Within 4.0 seconds of liftoff, a spacecraft that is uniformly accelerating straight upward from rest reaches an altitude of 450 m [up].
a) What is the spacecraft’s acceleration?
b) At what velocity is the spacecraft travelling when it reaches this altitude?

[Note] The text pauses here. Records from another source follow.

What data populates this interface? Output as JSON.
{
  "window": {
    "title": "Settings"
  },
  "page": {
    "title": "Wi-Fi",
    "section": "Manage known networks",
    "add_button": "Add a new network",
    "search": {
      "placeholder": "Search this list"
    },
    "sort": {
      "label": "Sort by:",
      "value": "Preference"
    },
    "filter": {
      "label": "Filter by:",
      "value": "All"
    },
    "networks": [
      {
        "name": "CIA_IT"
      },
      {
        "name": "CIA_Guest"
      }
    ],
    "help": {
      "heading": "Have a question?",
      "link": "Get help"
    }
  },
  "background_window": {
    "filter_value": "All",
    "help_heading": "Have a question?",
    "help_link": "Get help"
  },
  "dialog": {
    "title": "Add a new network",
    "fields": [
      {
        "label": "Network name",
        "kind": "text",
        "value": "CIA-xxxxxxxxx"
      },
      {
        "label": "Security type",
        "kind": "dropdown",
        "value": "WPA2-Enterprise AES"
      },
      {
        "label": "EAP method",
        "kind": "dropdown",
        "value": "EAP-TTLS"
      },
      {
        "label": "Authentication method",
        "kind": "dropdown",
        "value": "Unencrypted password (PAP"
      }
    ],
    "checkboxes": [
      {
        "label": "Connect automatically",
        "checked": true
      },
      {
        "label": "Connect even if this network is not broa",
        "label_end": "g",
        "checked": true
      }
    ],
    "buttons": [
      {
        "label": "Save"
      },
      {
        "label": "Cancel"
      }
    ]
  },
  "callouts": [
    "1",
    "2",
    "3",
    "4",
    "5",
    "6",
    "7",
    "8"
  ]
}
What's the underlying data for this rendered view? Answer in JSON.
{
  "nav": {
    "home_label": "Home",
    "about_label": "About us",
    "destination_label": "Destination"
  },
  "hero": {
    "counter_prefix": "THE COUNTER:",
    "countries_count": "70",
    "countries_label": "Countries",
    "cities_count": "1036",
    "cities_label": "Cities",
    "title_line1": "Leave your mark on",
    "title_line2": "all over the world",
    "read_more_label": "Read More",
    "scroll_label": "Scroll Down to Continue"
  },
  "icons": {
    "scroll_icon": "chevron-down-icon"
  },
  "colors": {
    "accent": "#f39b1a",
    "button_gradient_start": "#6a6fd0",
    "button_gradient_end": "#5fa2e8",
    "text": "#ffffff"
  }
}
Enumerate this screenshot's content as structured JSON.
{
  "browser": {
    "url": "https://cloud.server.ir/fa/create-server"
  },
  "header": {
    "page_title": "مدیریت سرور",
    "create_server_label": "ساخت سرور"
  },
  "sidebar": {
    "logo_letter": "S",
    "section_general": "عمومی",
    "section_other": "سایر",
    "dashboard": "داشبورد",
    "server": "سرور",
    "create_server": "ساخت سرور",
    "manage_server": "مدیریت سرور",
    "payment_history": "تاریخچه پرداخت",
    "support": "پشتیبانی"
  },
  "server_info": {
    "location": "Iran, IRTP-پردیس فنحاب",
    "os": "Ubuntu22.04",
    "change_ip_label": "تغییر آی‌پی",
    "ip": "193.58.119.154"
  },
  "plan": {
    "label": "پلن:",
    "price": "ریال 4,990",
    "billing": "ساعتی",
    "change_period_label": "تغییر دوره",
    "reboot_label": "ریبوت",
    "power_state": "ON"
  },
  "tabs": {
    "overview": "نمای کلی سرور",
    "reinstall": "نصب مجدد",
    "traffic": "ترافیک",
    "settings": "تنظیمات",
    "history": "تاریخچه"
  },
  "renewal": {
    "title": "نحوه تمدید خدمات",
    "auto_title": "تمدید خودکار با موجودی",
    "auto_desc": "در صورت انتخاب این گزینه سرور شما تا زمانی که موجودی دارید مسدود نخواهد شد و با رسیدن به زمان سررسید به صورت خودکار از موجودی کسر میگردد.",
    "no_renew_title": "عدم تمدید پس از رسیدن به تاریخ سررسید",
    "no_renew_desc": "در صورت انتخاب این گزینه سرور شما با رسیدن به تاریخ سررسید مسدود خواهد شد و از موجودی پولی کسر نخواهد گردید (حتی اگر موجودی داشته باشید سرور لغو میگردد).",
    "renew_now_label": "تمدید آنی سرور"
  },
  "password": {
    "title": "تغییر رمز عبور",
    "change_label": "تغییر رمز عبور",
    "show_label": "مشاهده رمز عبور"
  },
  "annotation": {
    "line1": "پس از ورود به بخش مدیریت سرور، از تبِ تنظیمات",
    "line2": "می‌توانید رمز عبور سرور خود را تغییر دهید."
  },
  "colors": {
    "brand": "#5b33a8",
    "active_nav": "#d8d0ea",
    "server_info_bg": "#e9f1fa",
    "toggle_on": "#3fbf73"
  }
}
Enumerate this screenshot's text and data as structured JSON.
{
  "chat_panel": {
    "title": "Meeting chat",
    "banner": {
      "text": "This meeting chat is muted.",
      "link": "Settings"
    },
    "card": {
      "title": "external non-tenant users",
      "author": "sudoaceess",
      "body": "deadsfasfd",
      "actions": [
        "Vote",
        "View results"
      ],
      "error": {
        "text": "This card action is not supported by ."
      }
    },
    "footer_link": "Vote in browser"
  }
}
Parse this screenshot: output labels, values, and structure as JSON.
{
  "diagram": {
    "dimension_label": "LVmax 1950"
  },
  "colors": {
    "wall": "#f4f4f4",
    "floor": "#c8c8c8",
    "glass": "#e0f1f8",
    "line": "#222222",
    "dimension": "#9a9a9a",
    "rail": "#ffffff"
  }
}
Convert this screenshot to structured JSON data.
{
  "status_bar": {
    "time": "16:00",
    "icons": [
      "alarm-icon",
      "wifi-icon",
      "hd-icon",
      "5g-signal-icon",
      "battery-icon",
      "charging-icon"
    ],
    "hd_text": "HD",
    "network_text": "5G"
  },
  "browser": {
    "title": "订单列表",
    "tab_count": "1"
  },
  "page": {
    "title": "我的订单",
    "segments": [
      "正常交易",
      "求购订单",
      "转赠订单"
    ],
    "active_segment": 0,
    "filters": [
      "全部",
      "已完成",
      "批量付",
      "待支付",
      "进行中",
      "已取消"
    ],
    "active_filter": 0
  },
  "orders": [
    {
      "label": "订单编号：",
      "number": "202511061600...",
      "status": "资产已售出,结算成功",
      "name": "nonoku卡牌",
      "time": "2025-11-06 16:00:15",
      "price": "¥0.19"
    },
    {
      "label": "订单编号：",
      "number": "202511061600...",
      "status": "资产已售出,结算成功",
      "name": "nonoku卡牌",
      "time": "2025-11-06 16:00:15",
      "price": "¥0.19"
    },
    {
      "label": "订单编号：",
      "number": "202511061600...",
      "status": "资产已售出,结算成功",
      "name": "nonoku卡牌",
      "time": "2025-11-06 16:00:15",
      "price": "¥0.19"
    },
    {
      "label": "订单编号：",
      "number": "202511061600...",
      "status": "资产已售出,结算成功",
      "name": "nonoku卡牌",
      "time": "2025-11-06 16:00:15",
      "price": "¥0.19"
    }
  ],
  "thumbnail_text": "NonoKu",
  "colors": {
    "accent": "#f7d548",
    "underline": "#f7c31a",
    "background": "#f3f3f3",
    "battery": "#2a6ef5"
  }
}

To solve this problem, we will use the following kinematic equation:
h = ut + (1/2)at^2
Where:
h = altitude
u = initial velocity (0 m/s, as the spacecraft is at rest)
a = acceleration
t = time
Given:
h = 450 m
t = 4.0 s
u = 0 m/s
a) To find the acceleration:
Using the given values in the equation, we get:
h = ut + (1/2)at^2
450 = 0 + (1/2)a(4.0)^2
450 = 8a
Divide both sides by 8 to isolate "a":
450/8 = a
a ≈ 56.25 m/s^2
Therefore, the spacecraft's acceleration is approximately 56.25 m/s^2.
b) To find the velocity:
We can use the formula for velocity:
v = u + at
Given:
u = 0 m/s
t = 4.0 s
a = 56.25 m/s^2
Substituting the values into the equation:
v = 0 + 56.25(4.0)
v ≈ 225 m/s
Therefore, the spacecraft is traveling at a velocity of approximately 225 m/s when it reaches an altitude of 450 m.